BGH, Urt. vom 20.07.2012 – V ZR 142/11, IPRspr 2012-23

Rechtsgebiete

Rechtsgeschäft und Verjährung → Stellvertretung
Allgemeine Lehren → Ermittlung, Anwendung und Revisionsfähigkeit ausländischen Rechts

Leitsatz

In Fällen mit Auslandsberührung richtet sich die Rechtsscheinhaftung der Gesellschaft für das Handeln ihres Organs, das seine Vertretungsbefugnis bei einem Distanzgeschäft überschreitet, jedenfalls dann nach der an dem Ort der Abgabe der Willenserklärung geltenden Rechtsordnung, wenn diese zugleich über die organschaftliche Vertretungsmacht entscheidet.

Rechtsnormen

FGG-RG Art. 111 f.
ZPO § 293; ZPO § 545

Sachverhalt

Der Entscheidung liegt in weiten Teilen der SV der Entscheidung des BGH selben Datums – V ZR 135/11 (IPRspr 2012-72) zugrunde. Die Kl. des hiesigen Verfahrens ist ein Unternehmen mit Sitz in Texas/USA, welches mit der Bekl. zu 1) [Unternehmen brasilianischen Rechts] im Rahmen einer Hauptintervention der Kl. um das Eigentum an mehreren Zylindern angereicherten Urans 235 streitet und der NTC im Rahmen eines Sachdarlehens Uran zur Verfügung gestellt hatte. Dem Antrag der Kl. entsprechend hat das LG festgestellt, der Bekl. zu 1) stehe gegen die Bekl. zu 2) kein Anspruch auf Herausgabe der Zylinder zu, und hat die Bekl. zu 2) zur Herausgabe der Zylinder an die Kl. verurteilt. Die Kl. hat diese Entscheidung zwischenzeitlich vollstreckt und die Zylinder aus der Bundesrepublik Deutschland ausgeführt. Die Berufung der Bekl. zu 1) ist nach einer Vorlage an den EuGH erfolglos geblieben. Nach Aufhebung des Berufungsurteils und Zurückverweisung durch den BGH hat das Berufungsgericht die Berufung erneut zurückgewiesen. Mit der Revision will die Bekl. zu 1) die Zurückweisung des Feststellungsantrags erreichen. Nach einem Hinweis des Senats hat die Kl. den Rechtsstreit in der Hauptsache für erledigt erklärt, dem hat die Bekl. zu 1) widersprochen.

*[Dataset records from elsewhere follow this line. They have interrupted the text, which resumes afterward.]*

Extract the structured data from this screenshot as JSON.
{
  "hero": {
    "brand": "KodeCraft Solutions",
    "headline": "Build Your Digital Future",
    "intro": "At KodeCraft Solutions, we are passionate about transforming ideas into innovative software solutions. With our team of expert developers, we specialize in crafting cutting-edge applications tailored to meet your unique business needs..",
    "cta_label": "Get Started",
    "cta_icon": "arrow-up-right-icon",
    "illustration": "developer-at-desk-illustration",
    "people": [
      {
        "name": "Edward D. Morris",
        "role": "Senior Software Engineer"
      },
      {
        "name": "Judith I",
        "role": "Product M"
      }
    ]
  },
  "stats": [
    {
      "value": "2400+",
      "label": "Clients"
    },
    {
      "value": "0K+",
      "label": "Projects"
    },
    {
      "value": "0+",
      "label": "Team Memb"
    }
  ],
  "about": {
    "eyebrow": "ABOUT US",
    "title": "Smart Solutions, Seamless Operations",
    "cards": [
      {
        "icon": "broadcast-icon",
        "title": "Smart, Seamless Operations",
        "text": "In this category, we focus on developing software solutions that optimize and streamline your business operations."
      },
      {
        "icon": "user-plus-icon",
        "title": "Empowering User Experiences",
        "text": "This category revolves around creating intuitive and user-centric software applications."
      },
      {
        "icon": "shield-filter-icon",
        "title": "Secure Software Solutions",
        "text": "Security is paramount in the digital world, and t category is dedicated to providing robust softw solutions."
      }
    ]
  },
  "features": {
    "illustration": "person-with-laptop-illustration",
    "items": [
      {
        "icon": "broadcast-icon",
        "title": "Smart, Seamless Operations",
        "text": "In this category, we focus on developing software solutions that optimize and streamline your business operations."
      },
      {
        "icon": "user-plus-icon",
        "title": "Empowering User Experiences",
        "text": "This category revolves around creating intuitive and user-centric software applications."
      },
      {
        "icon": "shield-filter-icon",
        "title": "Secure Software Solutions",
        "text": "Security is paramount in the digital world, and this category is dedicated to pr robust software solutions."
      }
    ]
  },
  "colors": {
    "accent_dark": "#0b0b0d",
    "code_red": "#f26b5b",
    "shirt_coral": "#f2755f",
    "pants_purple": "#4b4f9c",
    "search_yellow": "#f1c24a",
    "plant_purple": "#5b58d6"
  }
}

Aus den Entscheidungsgründen:

(Randnummern der IPRspr-Redaktion)

[1]II. Die Revision der Bekl. zu 1) hat keinen Erfolg ...

[2]4. Auf der Grundlage des geänderten Klageantrags erweist sich die Revision als unbegründet. Das Berufungsgericht hat den gegen die Bekl. zu 1) gerichteten Feststellungsantrag ohne Rechtsfehler als zulässig und begründet angesehen ...

[3]b) In Betracht kommt danach nur ein schuldrechtlicher Anspruch aus dem zwischen den Bekl. geschlossenen Lagervertrag; diesen verneint das Berufungsgericht im Ergebnis ohne Rechtsfehler ...

[4]dd) Die Revision wendet sich gegen die Annahme des Berufungsgerichts, die Bekl. zu 1) habe ihren mittelbaren Besitz verloren, was – nach der nicht angegriffenen Auslegung des Lagervertrags – die Vertragsbeziehung insoweit beendet habe. Ferner meint sie, die Bekl. zu 1) müsse sich die Anweisungen des Direktors S. nicht zurechnen lassen. Diese Rügen haben keinen Erfolg ...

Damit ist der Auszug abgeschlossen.